Further, it provided additional support for the rd/rs1 format by using the novel encoding is a unique way.
As a result I closed #458 to have all the relevant discussion tracked on #460.
It could, however, easily have been inferred that I closed #458 because the "escape mechanism" was perfect.
The closing comments in #458 however explicitly recommend the concern be revisited as V1.0 approaches.

As we approach v1.0 we should evaluate if we will inevitably exceed 10 bits encoding using only immediate bits, and if so reconsider:
a) whether the recovered 6 bits of rs1 and rd encoding will be sufficient for the life time of ILEN=32
b) we want to support two distinct and competing encodings (for perhaps overlapping settings)
c) if the expanded format will in effect supersede the original encoding, and thus result in dead weight of a low use format to be supported in perpetuity.

Note, If we defer until we only have one bit available we will use that one bit for selecting a mode that we could have chosen from the beginning without that loss of bit. This will also weigh into the considerations above.

If the “resolve for v1.0’ label had been available then I likely would have suggested it for #458 and definitely for #460.


The intro in #460 also infers the need to give early consideration to this format:

A1.
There are limited immediate bits in the vsetvli instruction.
Early use of bits will become entrenched in the design. Misuse cannot be corrected later.
Extensions to RVV will undoubtedly wish a single mechanism to both set vtype and establish the appropriate vl. Extensions such as complex and quaternion numbers affect vl calculation, and can leverage all of integer, fixed-point and especially float data formats for add/substract, multiply, divide (reciprocals) and share conjugate and norm.
There may be many other such data-types.
It is fully possible that the proliferation of modes and datatypes will exhaust the currently remaining 3 bits. See**

A2.
SEW and LMUL are essential opcode modifiers. However, together they use 8 [incorrect it is 6]  of the 11 available immediate bits in vsetvl, even though a dense encoding is used. This is undesirable. Finalizing this encoding will entrench other bits in the instruction making them unavailable for future use via innovative encoding.

A3.
An alternate encoding specifically for LMUL is here presented. (Whereas SEW could be similarly encoded, LMUL is proposed as it appears the most constrained. See*** )

On 2020-06-30 11:12 a.m., Krste Asanovic wrote:

For 1.0, we are just trying to fix vsew, vlmul, vma, and vta (and also vill in vtype, but that’s out of vsetvli immediate range).

I think it’s clear that vma and vta are not going to change very often in many code sequences,

If this is indeed true, then this makes the fields candidates for vtype fields that are only set by vsetvl (those in range [XLEN-2:11])

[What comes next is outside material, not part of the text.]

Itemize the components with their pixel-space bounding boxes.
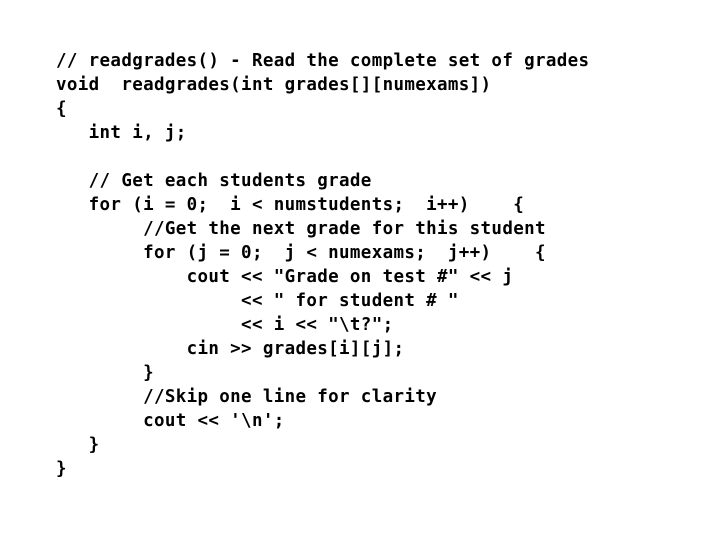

and agnostic provides significant PPA benefit for renamed register machines, especially with long vectors.

I agree they likely have merit, I advocated for their inclusion in vtype, and in vsetvli.

I can’t see what you are trying to propose that would affect the 1.0 spec?

I am proposing that we seriously consider the consequences of providing a vsetvli instruction that has as limited an immediate field.
There are alternatives, #458 and #460 are two such that  increase functionality(complete lmul range) and immediate bit encoding (by up to 6 bits)..
Using vlmul = "100" for vsetvl opcode decoding rather than the immediate sign bit [ bit 31] is another low cost approach that recovers a bit.
And of course there are other alternatives.

Are you saying that vsew, vlmul, vma, vta should not be in the vsetvli immediate space?

As reasoned above, vma and vta are candidates to be removed.

Conversely, vsew and vlmul are prime candidates for inclusion in the vsetvli immediate space because:
     they are essential to the "set vl" function, and
     they are common modifiers to base operations (as in the expected 64bit op-code space) and
     they are often used in conjunction with one another and
     many code examples show sew/lmul variation within typical loops.

This is another aspect that needs to form part of the reasoning about the sufficiency of vsetvli immediate space:
Pressure on immediate form of the instruction would be drastically diminished If
     only those fields that definitively provide an appreciable benefit to code efficiency are included.
     (in particular, if the field can be hoisted from the loop it is not a good candidate).

To me, the combination of removing vma and vta from the immediate and
     using lmul="100" for vsetvl encoding
     removes sufficient pressure that
     an immediate  bit could be used to expand lmul to 3,5,6 and 7 and
     still provide for judicious inclusion of warranted future immediates
     for years, without invoking the rd/sr1 encoding.

However, switching to rd/rs1 encoding does provide a substantial margin for error and neatly addresses the lmul=3,5,6 and 7 concern..

Krste